With subsidized loans, your loans don’t start accruing interest until after your grace period.
On the other hand, unsubsidized loans start accruing interest as soon as the loan is disbursed. This means you will already owe more than you originally borrowed when you start paying the loan back after the grace period.
It’s also very important to understand capitalized interest. This takes place on your federal loans once a year. All of the interest charges from the prior year are added to the principle amount you owe on the loan. This includes any loan deferment or forbearance periods as well.
Knowing more about the student loan repayment process can help you know your options and successfully repay your student loan debt.
Before you leave school
Step 1 – Locate your loans
You can find a complete list of your federal student loans, loan servicers, and their contact information by logging in to the U.S. Department of Education’s office of Federal Student Aid website. Use your Federal Student Aid (FSA) ID—the same ID you used to complete the FAFSA—to log in.
Step 2 – Get to know your loans and your loan servicer
If you took out several loans, they may have different payment terms. Make a special note of the terms, including due dates, payment period, interest rates, monthly amounts, and other details.
Also, whenever there’s a change in your personal situation, let your loan servicer know.
Specifically, tell your loan holder if your name, address, or phone number changes.
Additionally, and importantly, tell your loan servicer if you believe you’ll have difficulty making your loan payment.

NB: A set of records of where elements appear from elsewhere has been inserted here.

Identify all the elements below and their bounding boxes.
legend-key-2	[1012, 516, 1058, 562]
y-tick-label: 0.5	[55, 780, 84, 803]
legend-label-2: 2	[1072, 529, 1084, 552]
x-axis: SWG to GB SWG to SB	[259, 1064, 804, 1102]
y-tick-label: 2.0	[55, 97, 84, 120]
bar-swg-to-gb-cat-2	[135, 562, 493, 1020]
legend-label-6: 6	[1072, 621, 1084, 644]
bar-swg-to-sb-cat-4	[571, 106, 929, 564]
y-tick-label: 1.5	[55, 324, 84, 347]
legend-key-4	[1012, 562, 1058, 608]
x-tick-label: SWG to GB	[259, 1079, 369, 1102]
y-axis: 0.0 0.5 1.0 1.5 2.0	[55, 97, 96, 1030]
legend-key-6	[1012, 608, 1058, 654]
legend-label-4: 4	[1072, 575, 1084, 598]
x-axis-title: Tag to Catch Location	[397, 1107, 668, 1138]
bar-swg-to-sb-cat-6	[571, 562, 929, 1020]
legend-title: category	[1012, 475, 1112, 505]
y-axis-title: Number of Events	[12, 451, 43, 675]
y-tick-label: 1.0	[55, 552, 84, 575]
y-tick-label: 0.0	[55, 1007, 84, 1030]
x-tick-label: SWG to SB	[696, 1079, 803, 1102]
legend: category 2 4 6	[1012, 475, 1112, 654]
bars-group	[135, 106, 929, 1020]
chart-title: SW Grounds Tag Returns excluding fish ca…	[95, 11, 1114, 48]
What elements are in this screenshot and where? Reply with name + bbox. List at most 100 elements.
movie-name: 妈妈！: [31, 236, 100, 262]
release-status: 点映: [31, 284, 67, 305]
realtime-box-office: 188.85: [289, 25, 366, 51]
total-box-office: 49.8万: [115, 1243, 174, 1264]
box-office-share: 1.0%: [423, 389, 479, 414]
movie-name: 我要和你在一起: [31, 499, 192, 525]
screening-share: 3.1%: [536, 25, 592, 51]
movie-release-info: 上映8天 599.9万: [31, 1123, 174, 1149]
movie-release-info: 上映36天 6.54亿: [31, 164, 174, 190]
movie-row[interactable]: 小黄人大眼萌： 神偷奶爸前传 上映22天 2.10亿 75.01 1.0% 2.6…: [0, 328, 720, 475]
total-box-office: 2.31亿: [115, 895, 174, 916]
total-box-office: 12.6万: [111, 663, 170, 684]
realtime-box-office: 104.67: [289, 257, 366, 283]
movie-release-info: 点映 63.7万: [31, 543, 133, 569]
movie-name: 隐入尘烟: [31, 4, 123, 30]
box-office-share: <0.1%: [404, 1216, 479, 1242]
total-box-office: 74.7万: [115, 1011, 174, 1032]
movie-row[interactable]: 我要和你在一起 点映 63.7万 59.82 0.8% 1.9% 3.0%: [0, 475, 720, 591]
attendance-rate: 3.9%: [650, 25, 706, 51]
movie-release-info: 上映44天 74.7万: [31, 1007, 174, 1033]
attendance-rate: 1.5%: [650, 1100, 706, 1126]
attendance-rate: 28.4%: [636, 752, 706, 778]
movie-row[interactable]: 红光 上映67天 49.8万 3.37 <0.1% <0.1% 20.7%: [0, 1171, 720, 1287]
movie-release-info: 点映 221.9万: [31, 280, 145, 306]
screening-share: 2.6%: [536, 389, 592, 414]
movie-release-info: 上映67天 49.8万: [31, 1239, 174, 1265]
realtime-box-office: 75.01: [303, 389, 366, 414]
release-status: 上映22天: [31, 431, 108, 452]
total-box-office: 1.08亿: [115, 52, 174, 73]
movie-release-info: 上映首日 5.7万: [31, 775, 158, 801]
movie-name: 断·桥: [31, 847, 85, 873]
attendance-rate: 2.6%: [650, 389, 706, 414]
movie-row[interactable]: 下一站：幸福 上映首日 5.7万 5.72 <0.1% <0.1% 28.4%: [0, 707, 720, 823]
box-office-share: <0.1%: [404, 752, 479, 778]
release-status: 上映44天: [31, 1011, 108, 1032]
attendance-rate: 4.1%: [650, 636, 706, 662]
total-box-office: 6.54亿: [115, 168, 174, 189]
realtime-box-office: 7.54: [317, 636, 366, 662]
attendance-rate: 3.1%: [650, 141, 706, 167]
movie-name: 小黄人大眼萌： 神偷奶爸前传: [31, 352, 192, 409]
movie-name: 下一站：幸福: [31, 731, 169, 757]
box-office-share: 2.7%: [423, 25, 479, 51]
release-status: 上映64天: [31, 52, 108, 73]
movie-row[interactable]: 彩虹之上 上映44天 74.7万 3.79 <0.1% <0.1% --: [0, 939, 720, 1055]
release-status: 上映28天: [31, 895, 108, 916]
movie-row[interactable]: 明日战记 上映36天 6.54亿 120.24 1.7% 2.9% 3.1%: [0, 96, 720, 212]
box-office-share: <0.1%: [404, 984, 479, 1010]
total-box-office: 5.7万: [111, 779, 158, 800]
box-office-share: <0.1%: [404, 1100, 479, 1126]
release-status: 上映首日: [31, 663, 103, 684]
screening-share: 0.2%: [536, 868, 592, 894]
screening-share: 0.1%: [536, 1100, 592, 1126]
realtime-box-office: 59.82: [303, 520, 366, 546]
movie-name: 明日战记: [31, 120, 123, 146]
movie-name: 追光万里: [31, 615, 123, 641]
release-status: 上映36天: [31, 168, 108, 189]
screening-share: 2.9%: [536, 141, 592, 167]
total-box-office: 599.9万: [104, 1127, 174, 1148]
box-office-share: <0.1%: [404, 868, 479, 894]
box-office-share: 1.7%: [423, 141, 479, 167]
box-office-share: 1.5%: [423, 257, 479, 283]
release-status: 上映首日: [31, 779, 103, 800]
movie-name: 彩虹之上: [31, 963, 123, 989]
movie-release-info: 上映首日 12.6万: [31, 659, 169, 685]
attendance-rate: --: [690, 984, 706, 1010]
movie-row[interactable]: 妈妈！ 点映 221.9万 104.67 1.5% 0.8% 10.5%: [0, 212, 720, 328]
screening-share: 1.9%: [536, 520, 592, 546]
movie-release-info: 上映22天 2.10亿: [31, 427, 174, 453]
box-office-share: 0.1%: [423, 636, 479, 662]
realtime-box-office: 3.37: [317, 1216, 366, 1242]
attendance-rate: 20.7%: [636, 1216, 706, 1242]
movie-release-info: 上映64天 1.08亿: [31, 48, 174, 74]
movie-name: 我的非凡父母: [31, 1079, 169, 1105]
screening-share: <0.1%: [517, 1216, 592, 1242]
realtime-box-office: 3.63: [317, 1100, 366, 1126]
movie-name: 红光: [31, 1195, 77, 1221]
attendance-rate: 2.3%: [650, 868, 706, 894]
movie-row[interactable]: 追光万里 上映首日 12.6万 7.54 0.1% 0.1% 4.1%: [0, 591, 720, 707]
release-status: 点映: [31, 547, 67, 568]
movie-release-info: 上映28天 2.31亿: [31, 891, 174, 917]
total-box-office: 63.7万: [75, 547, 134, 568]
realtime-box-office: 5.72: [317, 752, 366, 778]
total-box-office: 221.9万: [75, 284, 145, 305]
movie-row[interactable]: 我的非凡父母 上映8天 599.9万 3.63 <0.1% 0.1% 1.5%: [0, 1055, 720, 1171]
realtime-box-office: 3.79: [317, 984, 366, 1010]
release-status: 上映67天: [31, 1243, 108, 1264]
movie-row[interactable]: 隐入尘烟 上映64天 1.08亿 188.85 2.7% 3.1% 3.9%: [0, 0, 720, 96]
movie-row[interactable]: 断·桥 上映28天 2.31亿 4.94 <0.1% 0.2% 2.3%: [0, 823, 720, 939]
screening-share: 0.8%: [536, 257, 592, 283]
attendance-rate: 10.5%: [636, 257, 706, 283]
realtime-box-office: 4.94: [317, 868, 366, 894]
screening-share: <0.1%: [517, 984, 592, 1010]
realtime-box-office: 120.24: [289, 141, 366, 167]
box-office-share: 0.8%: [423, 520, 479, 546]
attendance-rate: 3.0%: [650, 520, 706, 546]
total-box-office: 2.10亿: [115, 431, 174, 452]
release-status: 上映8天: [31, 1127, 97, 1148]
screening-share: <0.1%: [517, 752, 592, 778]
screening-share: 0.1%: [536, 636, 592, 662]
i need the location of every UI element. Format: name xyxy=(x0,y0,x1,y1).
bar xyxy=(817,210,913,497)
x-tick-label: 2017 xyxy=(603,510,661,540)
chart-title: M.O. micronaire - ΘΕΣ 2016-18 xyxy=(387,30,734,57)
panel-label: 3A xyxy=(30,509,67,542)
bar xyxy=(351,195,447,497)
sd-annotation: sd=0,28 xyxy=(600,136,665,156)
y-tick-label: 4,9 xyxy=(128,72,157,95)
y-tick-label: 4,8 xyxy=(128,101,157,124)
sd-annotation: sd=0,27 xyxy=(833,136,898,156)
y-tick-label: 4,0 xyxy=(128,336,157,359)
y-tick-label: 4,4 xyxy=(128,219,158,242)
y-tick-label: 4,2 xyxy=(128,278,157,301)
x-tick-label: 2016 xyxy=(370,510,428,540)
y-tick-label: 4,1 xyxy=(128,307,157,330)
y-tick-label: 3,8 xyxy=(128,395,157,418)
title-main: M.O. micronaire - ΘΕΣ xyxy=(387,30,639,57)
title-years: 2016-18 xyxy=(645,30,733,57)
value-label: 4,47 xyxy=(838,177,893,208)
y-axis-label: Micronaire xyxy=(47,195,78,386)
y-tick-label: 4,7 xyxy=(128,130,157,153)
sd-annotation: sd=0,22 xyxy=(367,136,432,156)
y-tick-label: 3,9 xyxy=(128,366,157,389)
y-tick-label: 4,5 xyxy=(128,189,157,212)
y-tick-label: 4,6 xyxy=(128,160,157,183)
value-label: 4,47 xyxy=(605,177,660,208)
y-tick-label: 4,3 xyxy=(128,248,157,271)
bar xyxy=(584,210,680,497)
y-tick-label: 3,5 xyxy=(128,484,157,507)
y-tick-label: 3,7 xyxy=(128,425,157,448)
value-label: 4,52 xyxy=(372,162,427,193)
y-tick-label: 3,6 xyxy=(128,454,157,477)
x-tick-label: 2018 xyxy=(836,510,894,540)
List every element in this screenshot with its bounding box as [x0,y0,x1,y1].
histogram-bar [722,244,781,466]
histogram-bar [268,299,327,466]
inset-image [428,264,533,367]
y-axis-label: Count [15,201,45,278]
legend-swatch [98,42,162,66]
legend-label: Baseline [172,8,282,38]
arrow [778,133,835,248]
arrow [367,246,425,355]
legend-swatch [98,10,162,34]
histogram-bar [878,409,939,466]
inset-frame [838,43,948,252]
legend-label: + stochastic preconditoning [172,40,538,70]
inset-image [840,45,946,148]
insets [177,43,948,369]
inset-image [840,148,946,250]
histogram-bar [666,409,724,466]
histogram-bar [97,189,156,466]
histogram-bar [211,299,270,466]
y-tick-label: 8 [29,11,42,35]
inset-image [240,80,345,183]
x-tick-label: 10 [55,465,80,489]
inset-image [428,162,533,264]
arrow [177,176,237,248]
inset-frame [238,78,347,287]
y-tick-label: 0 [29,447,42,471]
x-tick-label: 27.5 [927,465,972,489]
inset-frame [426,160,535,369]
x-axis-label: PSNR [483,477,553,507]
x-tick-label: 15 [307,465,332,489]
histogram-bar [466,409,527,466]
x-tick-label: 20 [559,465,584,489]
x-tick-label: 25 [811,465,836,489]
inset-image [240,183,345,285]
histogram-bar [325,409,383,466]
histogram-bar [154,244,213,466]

They can work with you in advance.
Step 3 – Develop a repayment strategy
You can estimate your monthly student loan payments, including principal and interest, using this handy Student Loan Payment Calculator. You can also visit the U.S. Department of Education’s Repayment Estimator to compare repayment options.
Watch out for scams
While you’re paying back your student loans, you may receive offers for loan relief, or even loan forgiveness. These offers may sound enticing, but be careful—they could be scams.
Scammers think students and recent grads are naïve enough to fall for their tricks. However, you can avoid their schemes by learning more about the common scams pulled on students.